The Correct Option is D

Step 1: Calculate Loop Dimensions:
Total length $L = 90$ cm = 0.9 m. Equilateral triangle side $a = L/3 = 0.3$ m. Area of loop $A = \frac{\sqrt{3}}{4} a^2 = \frac{\sqrt{3}}{4} (0.3)^2 = \frac{0.09\sqrt{3}}{4} \, m^2$.
Step 2: Magnetic Moment ($M$):
$M = NIA$ (Here $N=1$). $M = 1 \times 3 \times \frac{0.09\sqrt{3}}{4} = \frac{0.27\sqrt{3}}{4} \, Am^2$.
Step 3: Calculate Torque ($\tau$):
Formula: $\tau = MB \sin \theta$. Important: $\theta$ is the angle between the area vector (normal to loop) and the magnetic field. Given: Plane of loop makes $30^{\circ}$ with field.

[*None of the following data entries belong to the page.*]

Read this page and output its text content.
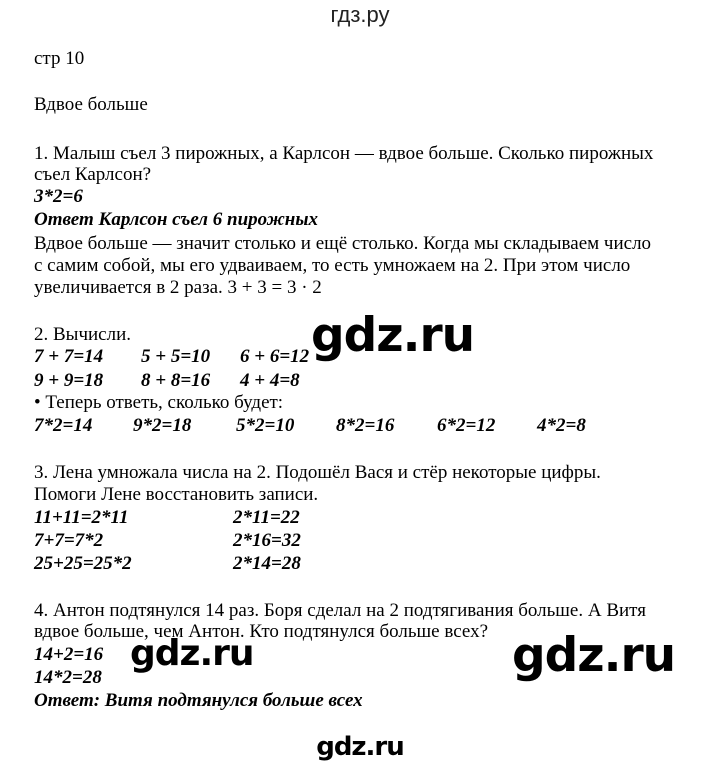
гдз.ру
стр 10
Вдвое больше
1. Малыш съел 3 пирожных, а Карлсон — вдвое больше. Сколько пирожных
съел Карлсон?
3*2=6
Ответ Карлсон съел 6 пирожных
Вдвое больше — значит столько и ещё столько. Когда мы складываем число
с самим собой, мы его удваиваем, то есть умножаем на 2. При этом число
увеличивается в 2 раза. 3 + 3 = 3 · 2
2. Вычисли.
7 + 7=14 5 + 5=10 6 + 6=12
9 + 9=18 8 + 8=16 4 + 4=8
• Теперь ответь, сколько будет:
7*2=14 9*2=18 5*2=10 8*2=16 6*2=12 4*2=8
3. Лена умножала числа на 2. Подошёл Вася и стёр некоторые цифры.
Помоги Лене восстановить записи.
11+11=2*11	2*11=22
7+7=7*2	2*16=32
25+25=25*2	2*14=28
4. Антон подтянулся 14 раз. Боря сделал на 2 подтягивания больше. А Витя
вдвое больше, чем Антон. Кто подтянулся больше всех?
14+2=16
14*2=28
Ответ: Витя подтянулся больше всех
gdz.ru
gdz.ru	gdz.ru
gdz.ru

So, $\theta = 90^{\circ} - 30^{\circ} = 60^{\circ}$. \[ \tau = \left( \frac{0.27\sqrt{3}}{4} \right) (8 \times 10^{-4}) \sin(60^{\circ}) \] \[ \tau = \left( \frac{0.27\sqrt{3}}{4} \right) (8 \times 10^{-4}) \left( \frac{\sqrt{3}}{2} \right) \] \[ \tau = \frac{0.27 \times (\sqrt{3} \times \sqrt{3}) \times 8 \times 10^{-4}}{8} \] The 8 in numerator cancels $4 \times 2$ in denominator. \[ \tau = 0.27 \times 3 \times 10^{-4} \] \[ \tau = 0.81 \times 10^{-4} \, Nm \] \[ \tau = 81 \times 10^{-6} \, Nm \]
Step 4: Final Answer:
The torque is $81 \times 10^{-6}$ Nm.